Emerging from this background in teaching and research, we envisage that this journal will serve to introduce the English-speaking reader to a perspective on psychoanalysis which has not always been readily available. In consequence, we aim to provide a space for those of our European and American colleagues who have already concerned themselves with the teachings of Freud and Lacan, whilst at the same time preserving a territory for those who approach psychoanalysis in the particularity of an Irish setting.
This first letter reflects all of these interests and concerns, and so our summer offering comprises a selection of papers from those delivered at that first congress of the European Foundation for Psychoanalysis. We thank Claude Dumézil for permission to print them here. The papers appear in the order in which they were presented at the congress – except for one.
Every beginning entails and relies upon the exception to the rule, an exception which serves to ground it. This is why we have ejected to introduce our journal with an article by Cormac Gallagher serves to situate us, here on this island of Ireland with our own consequences for psychoanalysis in a place where a loss has been incurred on the level of language itself? In addition the article illustrates the division in this island, as elsewhere, between those who view language as a tool to be mastered for the communication of thoughts, and those who view language as the core manifestation of subjectivity. It is this appeal to subjectivity which is the hall-mark of each of our contributors in their writing.

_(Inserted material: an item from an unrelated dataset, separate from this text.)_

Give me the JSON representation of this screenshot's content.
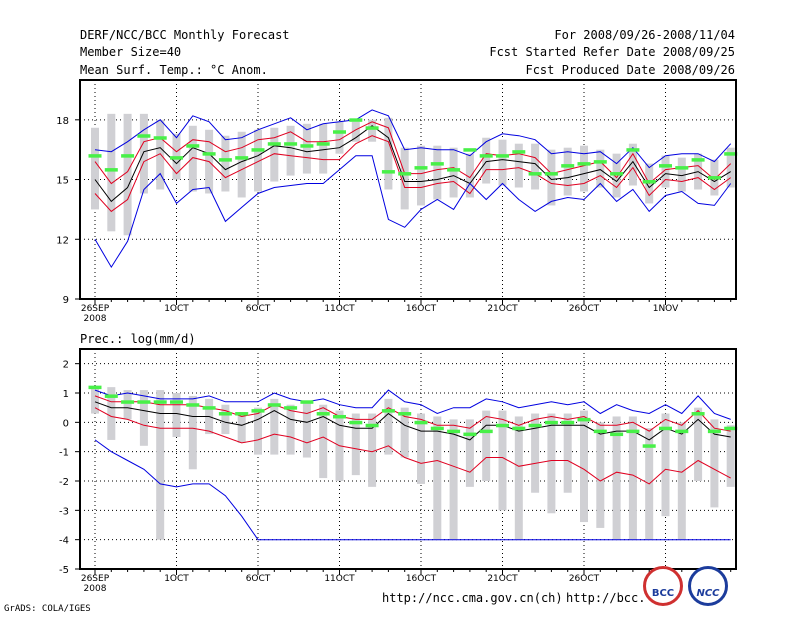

We close this issue, however, not with a ‘writing’ but with a ‘speaking’, in the form of the text of a spoken communication to the School of Psychotherapy, delivered by Charles Melman. This piece retains all the richness, texture and resonance of the word as spoken, and a certain immediacy engendered by the presence of an audience whose questions prove to be an intrinsic element in the unfolding discourse.
Besides the text of his ‘speaking’, Charles Melman left us with a memory. Before delivering his lecture he held up a facsimile, a signifying substitution, of the Book of Kells, drawing our attention to an illuminated letter and the sensitivity of the illustrators to the permeability of the body to the letter which weaves its way through it, becoming of the one material as it, – to purloin a tongue, lettre becomes inseparable from l’être.
Between the letter as illustrated by Lacan and the letter as illuminated in an ancient text, we now open a space into which to launch our own.